D. Kevin McNeir with his mom, Edna Baker. Submitted photo.

As Mother’s Day approached this year, I was determined to keep a stiff upper lip after having lost my mother on July 4, 2019, at the age of 91.

So, I bought cards for mothers I know, some young, some not so young, and I was ready to cook my mom’s favorite dinner in her honor: collard greens, sliced tomatoes, cornbread, candied yams, and oven-fried chicken.

But when the day came – this year falling on Sunday, May 14 – I felt as if I were paralyzed.

I could barely speak to anyone without breaking up, tearfully. And a wave of sadness and depression enveloped me like a huge, dark cloud. But as my mother always told me when things got really difficult, I made a valiant effort to “just tie a knot” and as she said, “hang on.”

It didn’t work but at least I had my two companions, my two dogs, Baby Girl, and Duchess, who, as they always do, sensed my melancholy, and hovered over me, jumping, barking playfully, and licking my tears as they fell.

But May also marked another important observance in the U.S.: Mental Health Awareness Month.

According to the latest reports associated with mental health, loneliness has become one of the leading causes in diagnoses of mental health problems. I can certainly relate. Still, after almost four years since my mother’s death, I can say that with counseling, prayer, a support team and my two dogs (of course), I am beginning to turn the corner.

I remember telling my sister I thought I would be over the pain by now. But she shared that like her, I will never completely be “over it.”

When I apologized to my former wife for not even calling her or mailing the card that I had purchased, she quickly forgave me.

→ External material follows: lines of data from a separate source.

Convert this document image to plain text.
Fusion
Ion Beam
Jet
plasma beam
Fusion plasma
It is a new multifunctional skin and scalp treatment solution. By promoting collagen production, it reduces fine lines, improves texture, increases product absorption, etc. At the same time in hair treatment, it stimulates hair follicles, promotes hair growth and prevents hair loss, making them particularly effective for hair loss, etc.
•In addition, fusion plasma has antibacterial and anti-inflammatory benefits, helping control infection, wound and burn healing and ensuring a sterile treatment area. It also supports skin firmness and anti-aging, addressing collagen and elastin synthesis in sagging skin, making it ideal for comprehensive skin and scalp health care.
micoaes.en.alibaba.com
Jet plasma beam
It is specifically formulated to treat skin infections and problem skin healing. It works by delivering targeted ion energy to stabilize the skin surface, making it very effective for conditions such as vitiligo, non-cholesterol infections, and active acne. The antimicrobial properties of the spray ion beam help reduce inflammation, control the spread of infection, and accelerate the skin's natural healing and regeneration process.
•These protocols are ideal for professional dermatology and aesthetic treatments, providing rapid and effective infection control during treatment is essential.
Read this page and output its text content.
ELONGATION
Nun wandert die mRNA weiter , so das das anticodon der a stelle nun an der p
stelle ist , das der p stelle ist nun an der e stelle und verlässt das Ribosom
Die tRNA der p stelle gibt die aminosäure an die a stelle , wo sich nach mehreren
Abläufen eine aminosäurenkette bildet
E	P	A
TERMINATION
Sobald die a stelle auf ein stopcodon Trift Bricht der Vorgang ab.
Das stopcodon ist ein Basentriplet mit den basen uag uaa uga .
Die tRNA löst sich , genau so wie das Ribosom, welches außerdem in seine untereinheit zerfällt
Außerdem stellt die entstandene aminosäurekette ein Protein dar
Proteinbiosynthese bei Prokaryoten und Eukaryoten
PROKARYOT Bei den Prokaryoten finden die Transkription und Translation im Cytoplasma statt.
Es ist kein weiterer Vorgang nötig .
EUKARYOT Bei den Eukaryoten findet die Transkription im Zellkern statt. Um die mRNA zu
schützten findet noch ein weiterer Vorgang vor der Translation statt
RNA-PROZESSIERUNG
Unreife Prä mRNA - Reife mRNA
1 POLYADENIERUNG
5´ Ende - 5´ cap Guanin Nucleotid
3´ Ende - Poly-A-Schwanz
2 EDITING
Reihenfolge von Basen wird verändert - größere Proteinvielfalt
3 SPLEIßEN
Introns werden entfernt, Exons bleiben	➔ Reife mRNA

Still, I must clarify that even before my mother’s death, I had already begun to lose her – at least in pieces or in stages – because of Alzheimer’s disease.

She began to exhibit signs of this horrid mental affliction in her mid-80s. As time went on, particularly after her death, I found myself identifying the stages as we experienced them together and remembering specific events when each stage manifested itself.

As her caregiver for the last five years of her life, except for the summer months (June through August) when my sister gave me a break, it was just me and Momma.

I remember five stages in particular. But there could have been more.

First, there was FORGETFULNESS. One day, while driving to visit my stepfather in their hometown of Williamsburg, Virginia, Mom suddenly could not remember how to get home. I thought she was playing at first. But then I realized she was serious. She had no idea where she was or how to steer the car back to her house. So, I took over the wheel.

Second, was a great sense of LOSS. As the baby and the only boy, I was used to getting my way with my mom. And she always cooked my favorite meals whenever I visited her. But as the disease grew with intensity, she was unable to cook. She struggled to measure ingredients. She burned dishes, leaving them in the oven too long. She lost her sense of taste and therefore could not season the food properly. Oh, how I missed her home-cooked meals.

Third, she began to REVERT toward childhood. I had taken care of my daughter during her first years of life – whenever my wife needed some help – and I knew what it was like to clean a female child. But not a woman. Suddenly, I had to change my mother and bathe my mother and take care of other feminine problems that had never been on my radar. Not to be funny but sometimes the smell was so strong I had to hold my breath. Sure, Depends helped, but it was still inadequate.

Fourth, there was ANGER. Mom sometimes had moments when she was furious and she let me know it. She didn’t want to leave her bed, or the house or the car or an event. She would have temper tantrums with little or no warning. Sometimes, I think she was just angry because she knew something was wrong but couldn’t put her finger on it.

But then, there was the final stage: ACCEPTANCE. Just a few weeks before she died on a beautiful fourth of July morning, she, without warning, became very lucid. It was one night as I was putting on her nightgown and tucking her in bed.

She told me how much she appreciated the sacrifices I had made – leaving my home in Miami, giving up my job, abandoning my friends, and moving back to Virginia to first help her with my stepfather, who by that time had been confined to a nursing home with Alzheimer’s. And then, to step up and care for her as her health quickly declined shortly after his death.

It was one of those conversations that left us both in tears, clinging to one another for dear life. But I thanked her too for everything she had ever done for me. For being my OAOM – my term I always used when sending her a note – One And Only Mom. She would add in her notes to me, OAOS – One and Only Son.

Alzheimer’s forced me to delve into a world that was foreign to me. And it was hard, painful, frustrating … and a lot of other words which I will keep to myself.

But I wouldn’t change a thing. And you know what, if she were still alive today, I’d still be cooking and cleaning and cajoling and maybe even cracking a joke or too – just to make us both laugh.